Range extender, la troisième voie dans la transition électrique
Après la présentation par ZF de sa technologie REEV, essayons de comprendre tous les avantages de cette technologie qui vient de renaître.
Il y a encore une crainte qui freine de nombreux automobilistes dans l'achat d'une voiture électrique : celle de se retrouver à court d'énergie, loin d'une borne de recharge. Bien que l'autonomie moyenne des nouvelles voitures à batterie soit d'environ 500 km, le réseau de recharge n'est pas encore très développé partout, surtout en dehors des grands centres urbains.
Cette situation, commune à de nombreux marchés, alimente ce que l'on appelle la « range anxiety », ou anxiété liée à l'autonomie, qui continue de peser dans le choix d'une nouvelle voiture, poussant beaucoup de gens à reporter leur passage définitif à la zéro émission.
Un projet modulaire
C'est précisément pour répondre à ce besoin que les « powertrain Range Extender » ont récemment fait leur apparition. Ils combinent un ou plusieurs moteurs électriques à un moteur thermique, dont le but n'est toutefois pas de propulser la voiture, mais de servir de générateur pour recharger les batteries. Parmi les nombreux constructeurs qui travaillent sur cette technologie, on trouve également ZF, une entreprise allemande spécialisée dans les composants automobiles, qui a présenté ses solutions, articulées autour de deux technologies différentes appelées eRE et eRE+.
L'eRE combine un moteur électrique, un onduleur intégré, un logiciel dédié et un système d'engrenages planétaires. L'eRE+, quant à lui, ajoute un embrayage intelligent et un différentiel, permettant ainsi d'utiliser le système comme deuxième moteur de traction (par exemple pour les voitures à traction intégrale) en plus de son rôle de générateur.
Le nouveau moteur électrique pour les prolongateurs d'autonomie de ZF
Les deux plateformes sont conçues pour s'intégrer facilement dans des architectures électriques de 400 V ou 800 V, avec des puissances variant entre 70 et 150 kW selon la configuration. Selon l'entreprise, cette approche modulaire permettra aux constructeurs automobiles d'adapter facilement la technologie à différents segments de véhicules, sans avoir à repenser complètement leurs modèles.
Le nouveau printemps des prolongateurs d'autonomie
Les groupes motopropulseurs avec prolongateur d'autonomie ne sont pas une nouveauté absolue, mais ils connaissent aujourd'hui un véritable second souffle.

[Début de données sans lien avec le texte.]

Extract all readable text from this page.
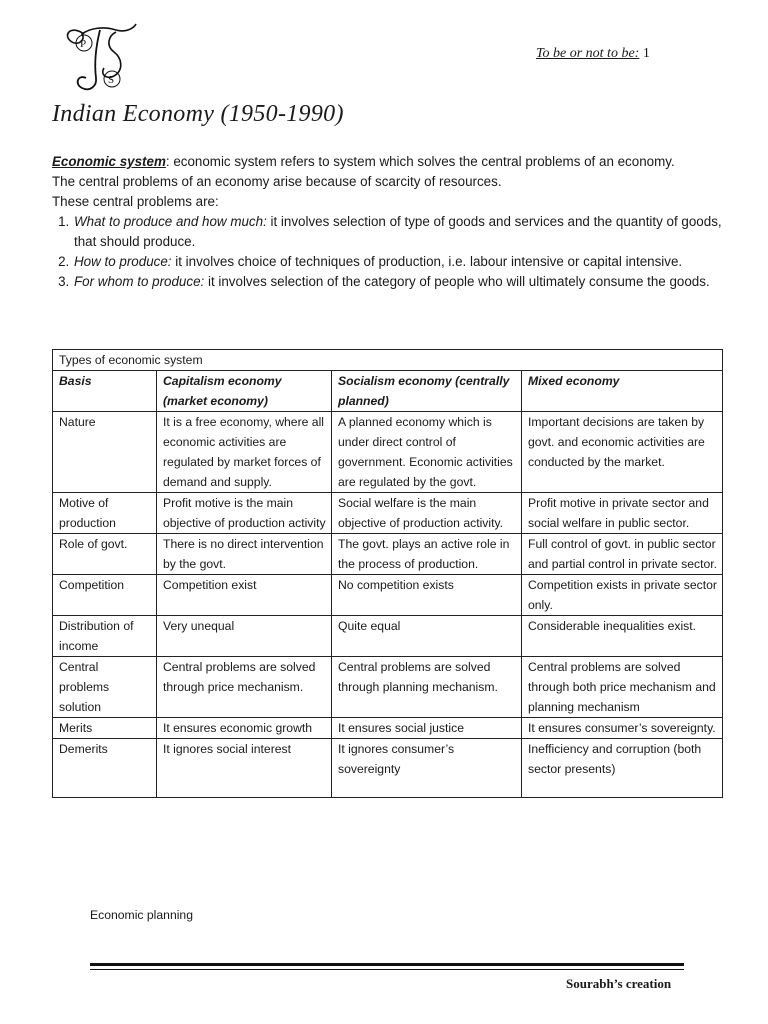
P
S
To be or not to be: 1
Indian Economy (1950-1990)

Economic system: economic system refers to system which solves the central problems of an economy.

The central problems of an economy arise because of scarcity of resources.

These central problems are:

1. What to produce and how much: it involves selection of type of goods and services and the quantity of goods, that should produce.
2. How to produce: it involves choice of techniques of production, i.e. labour intensive or capital intensive.
3. For whom to produce: it involves selection of the category of people who will ultimately consume the goods.
Types of economic system			
Basis	Capitalism economy (market economy)	Socialism economy (centrally planned)	Mixed economy
Nature	It is a free economy, where all economic activities are regulated by market forces of demand and supply.	A planned economy which is under direct control of government. Economic activities are regulated by the govt.	Important decisions are taken by govt. and economic activities are conducted by the market.
Motive of production	Profit motive is the main objective of production activity	Social welfare is the main objective of production activity.	Profit motive in private sector and social welfare in public sector.
Role of govt.	There is no direct intervention by the govt.	The govt. plays an active role in the process of production.	Full control of govt. in public sector and partial control in private sector.
Competition	Competition exist	No competition exists	Competition exists in private sector only.
Distribution of income	Very unequal	Quite equal	Considerable inequalities exist.
Central problems solution	Central problems are solved through price mechanism.	Central problems are solved through planning mechanism.	Central problems are solved through both price mechanism and planning mechanism
Merits	It ensures economic growth	It ensures social justice	It ensures consumer’s sovereignty.
Demerits	It ignores social interest	It ignores consumer’s sovereignty	Inefficiency and corruption (both sector presents)
Economic planning
Sourabh’s creation
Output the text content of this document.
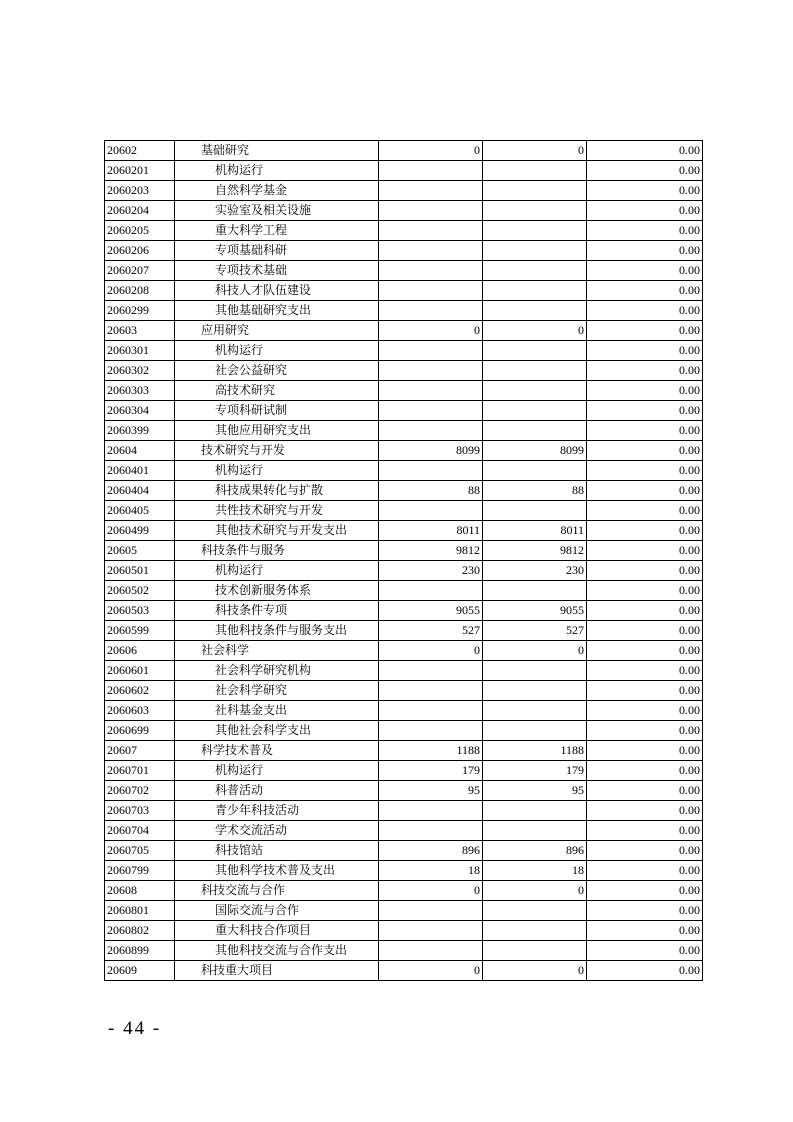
20602	基础研究	0	0	0.00
2060201	机构运行			0.00
2060203	自然科学基金			0.00
2060204	实验室及相关设施			0.00
2060205	重大科学工程			0.00
2060206	专项基础科研			0.00
2060207	专项技术基础			0.00
2060208	科技人才队伍建设			0.00
2060299	其他基础研究支出			0.00
20603	应用研究	0	0	0.00
2060301	机构运行			0.00
2060302	社会公益研究			0.00
2060303	高技术研究			0.00
2060304	专项科研试制			0.00
2060399	其他应用研究支出			0.00
20604	技术研究与开发	8099	8099	0.00
2060401	机构运行			0.00
2060404	科技成果转化与扩散	88	88	0.00
2060405	共性技术研究与开发			0.00
2060499	其他技术研究与开发支出	8011	8011	0.00
20605	科技条件与服务	9812	9812	0.00
2060501	机构运行	230	230	0.00
2060502	技术创新服务体系			0.00
2060503	科技条件专项	9055	9055	0.00
2060599	其他科技条件与服务支出	527	527	0.00
20606	社会科学	0	0	0.00
2060601	社会科学研究机构			0.00
2060602	社会科学研究			0.00
2060603	社科基金支出			0.00
2060699	其他社会科学支出			0.00
20607	科学技术普及	1188	1188	0.00
2060701	机构运行	179	179	0.00
2060702	科普活动	95	95	0.00
2060703	青少年科技活动			0.00
2060704	学术交流活动			0.00
2060705	科技馆站	896	896	0.00
2060799	其他科学技术普及支出	18	18	0.00
20608	科技交流与合作	0	0	0.00
2060801	国际交流与合作			0.00
2060802	重大科技合作项目			0.00
2060899	其他科技交流与合作支出			0.00
20609	科技重大项目	0	0	0.00
- 44 -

Citons par exemple l'Opel Ampera et sa cousine Chevrolet Volt (voiture de l'année 2012) ou la BMW i3, présentée en 2012. C'était l'aube de l'électrique tel que nous le connaissons aujourd'hui, avec des autonomies modestes et surtout une infrastructure de recharge très peu développée.
Alors pourquoi ne pas utiliser un petit moteur à combustion, qui ne serait activé qu'en cas de besoin pour produire de l'électricité afin d'alimenter la batterie, en le faisant tourner en permanence à son régime optimal pour réduire au minimum la consommation et les émissions ? Cela semblait être la solution miracle, mais la technologie a pris une autre direction. Cependant, nous savons que l'histoire a tendance à se répéter et, début 2023, la Mazda MX-30 R-EV, une version équipée d'un petit moteur Wankel du crossover électrique japonais, a fait son apparition.
La Mazda MX-30, l'une des voitures également disponibles avec un prolongateur d'autonomie
Le rôle moteur de la Chine
Ces derniers mois, c'est surtout la Chine qui a stimulé la renaissance de cette technologie. Le plus grand marché automobile du monde a en effet connu et connaît encore une véritable explosion des véhicules dits REEV (Range Extended Electric Vehicles), capables de garantir une autonomie combinée supérieure à 700 km, comme le Leapmotor C10 que nous avons récemment eu l'occasion d'essayer.
Leapmotor C10 REEV 2025
Dans un pays où le réseau de recharge n'est pas encore homogène sur tout le territoire, la possibilité de parcourir de longues distances sans avoir à s'arrêter est devenue un avantage concurrentiel décisif pour les nombreux constructeurs présents.
C'est précisément dans ce contexte que ZF a « saisi la balle au bond » et a confié à ses centres de développement orientaux la tâche de concevoir la nouvelle génération de range extender. Un choix stratégique qui, selon l'entreprise, vise à répondre rapidement aux demandes d'un marché en forte expansion, mais qui se tourne également vers l'Europe et les États-Unis, où l'intérêt pour cette technologie ne cesse de croître.